Articles

The Birth Dearth Is About Culture, Not Cost

Young adults are having fewer children than ever before, not because they can’t keep food on the table, but because there is no family table.

03/11/22

John Stonestreet

Shane Morris

Babies aren’t popular, right now.  

In fact, on average, Americans have never had fewer children as we did in 2020. Of course, that was also the year the pandemic began, something that historically, like war and recession, tends to empty maternity wards.  

The decline in our nation’s birth rate, however, didn’t begin with COVID-19, and there’s little reason to believe it has turned around in the last year and a half. The current decline goes back a while now, and didn’t reverse when the economy boomed in the second half of the 2010s. In fact, the dwindling U.S. birth rate seems strangely indifferent to what’s happening in the stock market or the headlines. It’s almost as if, no matter our financial or political situation, Americans are simply choosing to have fewer and fewer children year by year. And, it’s not because they can’t afford them. It’s because they don’t want them.  

That’s the conclusion of a new study published in the Journal of Economic Perspectives, which found that economic factors such as rising cost of living or student debt, factors which historically played outsized roles in fertility rates, are not when it comes to declining birth rates today.

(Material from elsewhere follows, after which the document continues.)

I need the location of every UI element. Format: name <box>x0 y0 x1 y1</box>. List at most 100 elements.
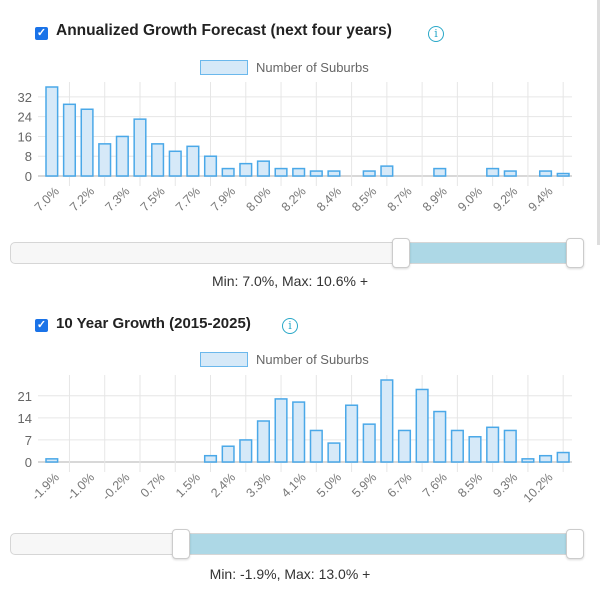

To isolate what is causing today’s decline, the authors estimated the impact of policy and economic shifts—things such as Medicaid coverage, abortion access, childcare cost, and sex education. “Perhaps the key explanation for the post-2007 sustained decline in US birth rates,” the authors conclude, “is not…some changing policy or cost factor, but rather shifting priorities across cohorts of young adults.” Or as Patrick Brown at the Institute for Family Studies summarized: “It’s not the economy, stupid, but the culture.” 

 In fact, American incomes have reached record highs, and standards of living are better than they were in decades past. Americans, on average, have the resources to bear and raise more children than they are, something like 5.8 million more, according to the Institute for Family Studies’ Lyman Stone 

One factor that did stand out as firmly predicting fertility was marriage rates. Birth rates among married women haven’t changed much since the mid-1990s. What has changed is the percentage of women getting married. That number has fallen by nearly half since 1990. According to Brown, “It doesn’t seem to be the case that women who might have had multiple children are stopping at one, but rather delayed marriage and childbirth are preventing more women from having any children at all.” 

The authors of the study cite cultural preferences about adult life as the cause of both falling marriage and fertility. This shouldn’t really surprise us. As a 2018 poll publicized by The New York Times found, the most frequently cited reason for young adults’ decision not to have children was a desire for more leisure time. 

Patrick Brown at the Institute for Family Studies is appropriately cautious about what we can learn from this research. For example, it doesn’t mean policies designed to make parenting easier for young couples aren’t important or that we don’t need to address the student debt crisis. What it does mean is that it’s time to rethink the conventional wisdom about why people decide to have children. We are not purely economic creatures. Cultural attitudes, norms, and preferences about what makes for a meaningful life have a far bigger impact on fertility than previously thought. Young adults today are having fewer children than ever before, not because they can’t keep food on the family table, but because for so many there is no family table. 

Christians should have different priorities. Throughout Scripture, God prioritizes marriage and children. In the creation account, in the history of Israel, in the Wisdom literature, and in the New Testament Epistles, family is seen as a blessing, the cradle of faith, the place where culture begins, a center of worship. and the setting for some of the greatest joys human beings can experience.   

That doesn’t mean that single life is any less of a calling, or that every young person should focus all their energy on finding a life partner. Just that it wouldn’t hurt for more churches and Christian families to play matchmaker, helping young adults reimagine what life should be. We ought not imitate a society that, in its zeal to get the most out of life, is forgetting to pass it on.